Chinese firms ramping up investment.
Opinion
This drastic downgrade signals a fundamental reassessment of the memory market. A 54% cut for SK Hynix suggests that HBM, previously seen as a growth driver, may now face structural risks.
The rise of Chinese chipmakers isn’t just about oversupply—it’s about shrinking the technology gap. If China narrows its lead in DRAM/HBM, Korean dominance could erode faster than expected.
Core Sell Point
The combination of Chinese competition and potential HBM oversupply suggests Korean memory leaders may lose their competitive edge faster than anticipated. The structural risks are mounting, making the recent sell-off more than just a short-term correction.

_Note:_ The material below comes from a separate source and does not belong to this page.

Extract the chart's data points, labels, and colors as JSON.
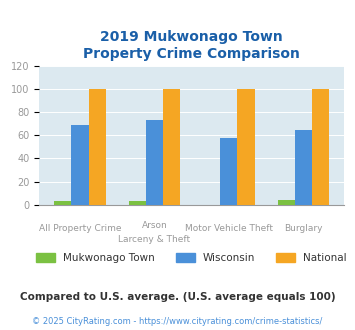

Shares of SK Hynix and Samsung Electronics plunged in early trading on September 19, following a sharp target price cut by Morgan Stanley. The report, released during the Korean Chuseok holiday, significantly lowered its valuation for both chipmakers, triggering investor concerns.
Market Reaction
As of 9:25 AM KST:
SK Hynix fell 7.00% (-₩11,400) to ₩151,400.
Samsung Electronics dropped 1.71% (-₩1,100) to ₩63,300, hitting an intraday low of ₩62,700—its lowest in a year.
Morgan Stanley's Downgrade: "Winter Looms"
New Target Prices:
SK Hynix:₩260,000 → ₩120,000 (-54%)
Samsung Electronics:₩105,000 → ₩76,000 (-27%)
Key Reasons for Downgrade:
DRAM Cycle Peaking in Q4 → Downturn expected through 2026.
HBM Oversupply Risk → Rising production may push prices down.
Chinese Chipmakers Expanding Aggressively → Increased competition may erode Korean firms’ dominance.
Morgan Stanley's pessimistic outlook follows its August warning—"Prepare for the semiconductor cycle peak"—which questioned whether the industry could sustain its 2025 growth expectations.
The "Winter Looms" title echoes its 2021 report, "Memory Winter is Coming," which accurately predicted the last downturn. This historical accuracy may explain the market's strong reaction.